Aber es gibt andere Themen, die sich zu Übungszwecken mit ebenfalls demokratischen Nachbarn und Bekannten wunderbar eignen. Denn demokratisch bedeutet seeehr viel in Amerika. Alles von sozialistisch über sozial bis hin zu liberal-ohne-sozial ist zu finden. Wollte man die deutschen Parteien in den USA verorten, wären alle, abgesehen von AfD und NPD, unter den „Demokraten“. Allein schon aufgrund unserer sozialen Marktwirtschaft, der allgemeinen Krankenversicherung, der Arbeitslosenversicherung und selbst dank Hartz IV.

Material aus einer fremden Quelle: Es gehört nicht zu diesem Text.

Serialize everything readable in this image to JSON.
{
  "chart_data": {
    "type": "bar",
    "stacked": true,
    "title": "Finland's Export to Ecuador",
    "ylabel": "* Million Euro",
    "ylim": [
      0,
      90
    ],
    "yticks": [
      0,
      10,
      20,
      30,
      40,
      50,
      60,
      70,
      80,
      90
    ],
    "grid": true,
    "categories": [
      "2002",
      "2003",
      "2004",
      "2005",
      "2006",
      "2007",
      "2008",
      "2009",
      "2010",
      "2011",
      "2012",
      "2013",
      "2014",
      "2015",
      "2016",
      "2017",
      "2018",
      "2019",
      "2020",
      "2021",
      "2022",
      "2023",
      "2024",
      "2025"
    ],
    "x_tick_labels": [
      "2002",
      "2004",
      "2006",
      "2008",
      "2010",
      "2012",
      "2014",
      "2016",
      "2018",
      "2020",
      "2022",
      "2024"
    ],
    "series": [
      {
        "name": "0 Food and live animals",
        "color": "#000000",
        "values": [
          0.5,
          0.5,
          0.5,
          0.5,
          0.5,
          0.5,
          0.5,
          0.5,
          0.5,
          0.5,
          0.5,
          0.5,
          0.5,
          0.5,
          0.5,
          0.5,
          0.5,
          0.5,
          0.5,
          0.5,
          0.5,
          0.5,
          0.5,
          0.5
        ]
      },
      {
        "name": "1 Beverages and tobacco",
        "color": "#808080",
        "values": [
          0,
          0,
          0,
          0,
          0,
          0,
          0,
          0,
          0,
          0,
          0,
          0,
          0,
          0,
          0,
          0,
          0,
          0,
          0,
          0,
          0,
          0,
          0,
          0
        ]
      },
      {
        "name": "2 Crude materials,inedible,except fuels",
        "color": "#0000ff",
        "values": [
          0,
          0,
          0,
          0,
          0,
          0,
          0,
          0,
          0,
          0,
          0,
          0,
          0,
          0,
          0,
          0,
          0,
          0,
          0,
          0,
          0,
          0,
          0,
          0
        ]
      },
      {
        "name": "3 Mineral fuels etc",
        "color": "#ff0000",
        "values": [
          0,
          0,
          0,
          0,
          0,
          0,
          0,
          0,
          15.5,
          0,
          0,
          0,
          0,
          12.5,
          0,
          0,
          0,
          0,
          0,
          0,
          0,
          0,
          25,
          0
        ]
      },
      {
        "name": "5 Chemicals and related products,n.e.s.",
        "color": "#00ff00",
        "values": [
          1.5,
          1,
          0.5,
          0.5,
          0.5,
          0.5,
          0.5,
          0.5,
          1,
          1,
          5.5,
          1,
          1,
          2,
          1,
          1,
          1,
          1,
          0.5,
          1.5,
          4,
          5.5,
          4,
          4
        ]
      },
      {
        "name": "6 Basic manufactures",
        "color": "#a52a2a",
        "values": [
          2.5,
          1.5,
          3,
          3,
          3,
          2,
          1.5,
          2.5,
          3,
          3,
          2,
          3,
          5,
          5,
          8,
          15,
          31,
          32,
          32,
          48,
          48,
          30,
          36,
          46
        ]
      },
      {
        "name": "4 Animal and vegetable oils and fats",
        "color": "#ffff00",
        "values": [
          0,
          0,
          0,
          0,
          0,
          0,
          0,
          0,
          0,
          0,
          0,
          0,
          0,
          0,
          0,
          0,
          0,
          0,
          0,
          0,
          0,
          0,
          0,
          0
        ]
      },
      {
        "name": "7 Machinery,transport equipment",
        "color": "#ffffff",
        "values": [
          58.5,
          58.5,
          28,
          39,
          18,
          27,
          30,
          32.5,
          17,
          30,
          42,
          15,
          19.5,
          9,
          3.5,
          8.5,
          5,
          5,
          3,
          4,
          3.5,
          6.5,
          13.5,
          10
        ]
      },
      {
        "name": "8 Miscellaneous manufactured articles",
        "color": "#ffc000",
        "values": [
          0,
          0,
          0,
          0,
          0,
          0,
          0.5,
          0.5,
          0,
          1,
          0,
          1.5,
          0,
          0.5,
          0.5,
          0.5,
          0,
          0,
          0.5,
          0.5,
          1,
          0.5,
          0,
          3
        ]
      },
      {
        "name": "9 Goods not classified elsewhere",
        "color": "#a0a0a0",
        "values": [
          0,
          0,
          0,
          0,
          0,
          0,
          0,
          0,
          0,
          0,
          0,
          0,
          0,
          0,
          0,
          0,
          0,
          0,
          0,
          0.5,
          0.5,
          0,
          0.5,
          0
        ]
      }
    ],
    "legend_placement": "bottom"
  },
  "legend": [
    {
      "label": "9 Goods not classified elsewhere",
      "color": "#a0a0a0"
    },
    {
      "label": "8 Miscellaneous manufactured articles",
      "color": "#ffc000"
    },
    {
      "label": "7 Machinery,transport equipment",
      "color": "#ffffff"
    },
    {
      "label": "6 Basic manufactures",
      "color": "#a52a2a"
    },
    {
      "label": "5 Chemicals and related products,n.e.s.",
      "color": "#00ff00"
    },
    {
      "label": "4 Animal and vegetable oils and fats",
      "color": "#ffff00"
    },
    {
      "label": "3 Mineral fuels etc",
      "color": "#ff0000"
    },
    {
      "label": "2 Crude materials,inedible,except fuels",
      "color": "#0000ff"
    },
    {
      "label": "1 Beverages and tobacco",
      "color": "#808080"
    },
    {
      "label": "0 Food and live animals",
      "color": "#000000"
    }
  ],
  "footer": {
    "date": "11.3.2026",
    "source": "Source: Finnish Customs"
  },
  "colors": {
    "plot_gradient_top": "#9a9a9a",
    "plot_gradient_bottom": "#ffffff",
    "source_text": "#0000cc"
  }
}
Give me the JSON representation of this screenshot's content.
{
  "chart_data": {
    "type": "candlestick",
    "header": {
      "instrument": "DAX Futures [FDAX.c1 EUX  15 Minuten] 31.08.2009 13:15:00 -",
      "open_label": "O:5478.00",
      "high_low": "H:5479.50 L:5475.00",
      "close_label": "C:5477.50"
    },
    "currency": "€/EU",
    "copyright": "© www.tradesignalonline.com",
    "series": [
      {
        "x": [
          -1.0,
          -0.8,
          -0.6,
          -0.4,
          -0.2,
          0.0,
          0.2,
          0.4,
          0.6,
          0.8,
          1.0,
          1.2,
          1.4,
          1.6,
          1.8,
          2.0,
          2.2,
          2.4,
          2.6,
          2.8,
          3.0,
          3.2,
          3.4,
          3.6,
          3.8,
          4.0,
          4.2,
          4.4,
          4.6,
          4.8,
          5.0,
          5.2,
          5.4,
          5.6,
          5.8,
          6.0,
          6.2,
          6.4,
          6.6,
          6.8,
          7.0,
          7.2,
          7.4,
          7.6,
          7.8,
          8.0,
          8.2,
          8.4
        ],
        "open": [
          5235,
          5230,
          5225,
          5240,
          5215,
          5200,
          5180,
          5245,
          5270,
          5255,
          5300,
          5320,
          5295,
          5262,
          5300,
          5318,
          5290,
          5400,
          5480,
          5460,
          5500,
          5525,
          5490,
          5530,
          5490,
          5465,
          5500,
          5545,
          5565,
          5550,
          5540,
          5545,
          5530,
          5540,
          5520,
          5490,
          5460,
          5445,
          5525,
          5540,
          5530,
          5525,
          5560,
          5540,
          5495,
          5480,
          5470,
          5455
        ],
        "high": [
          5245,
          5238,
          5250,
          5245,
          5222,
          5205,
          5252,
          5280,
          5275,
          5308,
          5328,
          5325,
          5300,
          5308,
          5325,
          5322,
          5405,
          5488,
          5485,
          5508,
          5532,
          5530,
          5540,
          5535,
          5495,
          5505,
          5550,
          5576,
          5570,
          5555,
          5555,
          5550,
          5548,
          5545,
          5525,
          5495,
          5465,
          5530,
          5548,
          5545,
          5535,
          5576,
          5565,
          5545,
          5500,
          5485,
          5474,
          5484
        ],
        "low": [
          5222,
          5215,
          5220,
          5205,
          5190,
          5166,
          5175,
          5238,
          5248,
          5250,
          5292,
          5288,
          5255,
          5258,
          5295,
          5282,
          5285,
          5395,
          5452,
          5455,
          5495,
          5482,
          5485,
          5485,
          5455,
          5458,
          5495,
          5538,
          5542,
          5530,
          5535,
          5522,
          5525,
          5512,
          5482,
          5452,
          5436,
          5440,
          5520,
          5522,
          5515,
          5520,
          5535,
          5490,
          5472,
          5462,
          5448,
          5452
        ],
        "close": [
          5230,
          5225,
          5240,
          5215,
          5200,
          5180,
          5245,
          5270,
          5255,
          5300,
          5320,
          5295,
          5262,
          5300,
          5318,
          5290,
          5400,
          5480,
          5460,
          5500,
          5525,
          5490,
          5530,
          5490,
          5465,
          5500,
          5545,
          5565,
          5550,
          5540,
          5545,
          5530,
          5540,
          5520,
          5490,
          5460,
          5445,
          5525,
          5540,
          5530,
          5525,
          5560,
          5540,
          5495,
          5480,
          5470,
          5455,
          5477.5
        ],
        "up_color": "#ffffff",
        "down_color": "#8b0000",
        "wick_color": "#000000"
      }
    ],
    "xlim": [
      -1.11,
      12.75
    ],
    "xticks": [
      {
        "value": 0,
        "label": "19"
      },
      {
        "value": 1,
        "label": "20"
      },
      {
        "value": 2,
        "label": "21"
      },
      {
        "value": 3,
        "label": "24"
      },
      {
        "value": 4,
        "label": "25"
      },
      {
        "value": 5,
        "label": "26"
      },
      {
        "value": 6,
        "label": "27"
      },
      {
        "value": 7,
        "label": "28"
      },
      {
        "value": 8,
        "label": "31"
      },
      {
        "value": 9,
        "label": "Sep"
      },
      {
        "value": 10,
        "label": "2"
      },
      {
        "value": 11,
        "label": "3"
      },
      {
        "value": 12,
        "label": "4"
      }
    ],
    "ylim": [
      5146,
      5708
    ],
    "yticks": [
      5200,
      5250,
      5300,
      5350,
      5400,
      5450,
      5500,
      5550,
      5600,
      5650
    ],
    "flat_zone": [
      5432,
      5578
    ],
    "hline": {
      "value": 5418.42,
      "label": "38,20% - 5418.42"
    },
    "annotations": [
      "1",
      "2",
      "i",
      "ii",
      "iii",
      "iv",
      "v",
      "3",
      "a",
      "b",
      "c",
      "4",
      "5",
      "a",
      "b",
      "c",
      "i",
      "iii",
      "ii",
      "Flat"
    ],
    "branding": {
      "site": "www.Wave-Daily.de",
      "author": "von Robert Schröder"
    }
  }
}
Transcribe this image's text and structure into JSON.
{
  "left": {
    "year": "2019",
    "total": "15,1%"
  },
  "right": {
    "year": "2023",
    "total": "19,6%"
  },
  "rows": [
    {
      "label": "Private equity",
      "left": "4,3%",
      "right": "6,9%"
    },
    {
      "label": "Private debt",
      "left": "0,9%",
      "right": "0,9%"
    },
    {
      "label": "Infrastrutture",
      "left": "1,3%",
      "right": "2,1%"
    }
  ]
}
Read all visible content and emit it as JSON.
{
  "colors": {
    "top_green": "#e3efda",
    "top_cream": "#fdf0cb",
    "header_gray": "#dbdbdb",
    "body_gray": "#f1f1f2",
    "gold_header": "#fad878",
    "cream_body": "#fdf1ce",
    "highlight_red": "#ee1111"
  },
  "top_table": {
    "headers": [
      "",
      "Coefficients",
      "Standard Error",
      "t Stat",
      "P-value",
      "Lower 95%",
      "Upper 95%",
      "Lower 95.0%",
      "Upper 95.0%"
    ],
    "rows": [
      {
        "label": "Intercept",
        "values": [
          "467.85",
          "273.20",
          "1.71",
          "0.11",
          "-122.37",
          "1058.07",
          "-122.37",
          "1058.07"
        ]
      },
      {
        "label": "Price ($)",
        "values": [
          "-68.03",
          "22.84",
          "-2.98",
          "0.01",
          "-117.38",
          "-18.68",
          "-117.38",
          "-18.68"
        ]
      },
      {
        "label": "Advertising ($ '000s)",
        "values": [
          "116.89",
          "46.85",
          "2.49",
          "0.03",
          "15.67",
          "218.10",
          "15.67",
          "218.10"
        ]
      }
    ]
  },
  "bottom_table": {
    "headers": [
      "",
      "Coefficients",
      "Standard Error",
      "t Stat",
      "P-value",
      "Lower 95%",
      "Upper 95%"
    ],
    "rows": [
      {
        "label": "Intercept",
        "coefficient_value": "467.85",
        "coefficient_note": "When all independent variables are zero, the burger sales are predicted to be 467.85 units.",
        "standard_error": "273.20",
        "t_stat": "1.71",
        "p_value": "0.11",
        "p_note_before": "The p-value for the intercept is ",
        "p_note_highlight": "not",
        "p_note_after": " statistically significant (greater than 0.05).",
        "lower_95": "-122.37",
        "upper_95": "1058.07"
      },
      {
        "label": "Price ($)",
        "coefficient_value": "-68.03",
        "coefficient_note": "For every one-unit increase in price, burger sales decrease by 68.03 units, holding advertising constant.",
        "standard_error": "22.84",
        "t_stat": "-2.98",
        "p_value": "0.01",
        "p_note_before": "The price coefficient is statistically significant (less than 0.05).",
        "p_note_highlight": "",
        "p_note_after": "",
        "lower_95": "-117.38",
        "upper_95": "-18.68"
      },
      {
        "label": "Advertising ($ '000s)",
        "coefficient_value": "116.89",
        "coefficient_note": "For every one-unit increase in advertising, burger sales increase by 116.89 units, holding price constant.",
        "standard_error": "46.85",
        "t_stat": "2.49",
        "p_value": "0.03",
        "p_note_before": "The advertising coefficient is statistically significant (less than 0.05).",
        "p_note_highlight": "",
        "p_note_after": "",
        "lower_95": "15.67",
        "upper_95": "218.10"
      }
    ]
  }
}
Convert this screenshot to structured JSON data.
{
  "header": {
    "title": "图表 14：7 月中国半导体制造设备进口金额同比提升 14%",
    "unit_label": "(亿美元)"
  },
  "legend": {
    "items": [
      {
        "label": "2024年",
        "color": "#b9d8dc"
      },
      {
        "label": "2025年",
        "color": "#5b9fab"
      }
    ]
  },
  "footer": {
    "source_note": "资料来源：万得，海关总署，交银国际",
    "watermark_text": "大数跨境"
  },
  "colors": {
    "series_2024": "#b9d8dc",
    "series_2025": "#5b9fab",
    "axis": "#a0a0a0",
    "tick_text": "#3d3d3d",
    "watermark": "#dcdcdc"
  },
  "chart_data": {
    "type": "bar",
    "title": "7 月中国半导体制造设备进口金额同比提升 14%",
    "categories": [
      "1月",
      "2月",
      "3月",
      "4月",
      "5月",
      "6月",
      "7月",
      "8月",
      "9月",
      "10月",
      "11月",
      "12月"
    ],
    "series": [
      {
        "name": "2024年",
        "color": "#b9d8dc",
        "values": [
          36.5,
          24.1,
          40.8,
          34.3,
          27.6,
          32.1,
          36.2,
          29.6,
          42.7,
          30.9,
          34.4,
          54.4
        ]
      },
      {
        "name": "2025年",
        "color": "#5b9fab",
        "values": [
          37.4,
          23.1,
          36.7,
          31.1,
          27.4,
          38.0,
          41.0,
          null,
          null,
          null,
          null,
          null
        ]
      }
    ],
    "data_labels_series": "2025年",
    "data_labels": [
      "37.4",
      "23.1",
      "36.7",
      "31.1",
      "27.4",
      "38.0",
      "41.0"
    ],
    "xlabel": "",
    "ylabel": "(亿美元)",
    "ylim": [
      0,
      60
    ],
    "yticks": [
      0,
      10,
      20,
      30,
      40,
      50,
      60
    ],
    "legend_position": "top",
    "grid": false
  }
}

So einig sich die Demokraten in der Ablehnung von Trump sind, was sie wollen, steht auf einem anderen Blatt. Inzwischen bewerben sich 21 Politiker um das Amt des Präsidentschaftskandidates. Manche sind Sozialisten (ein Unwort selbst für viele Demokraten). Andere wollen ein bisschen mehr Gerechtigkeit für die Armen, aber natürlich keine Freiheiten dafür beschneiden. Manche werben für eine echte Einwanderungspolitik und gegen strukturellen Alltagsrassismus. Andere lassen diese Tretminen lieber aus.
Kurz: Beim Thema Einwanderung vertreten auch Demokraten plötzlich durchaus Trumpsche Parolen. Da können die Bürger Berkeleys ihre Kommunikationsstrategien aneinander üben. Ohne Sorge, dass ein schlechtes Gespräch gleich zur Wahl von Trump führt. Der bleibt hier der größte Feind, Einwanderung hin oder her.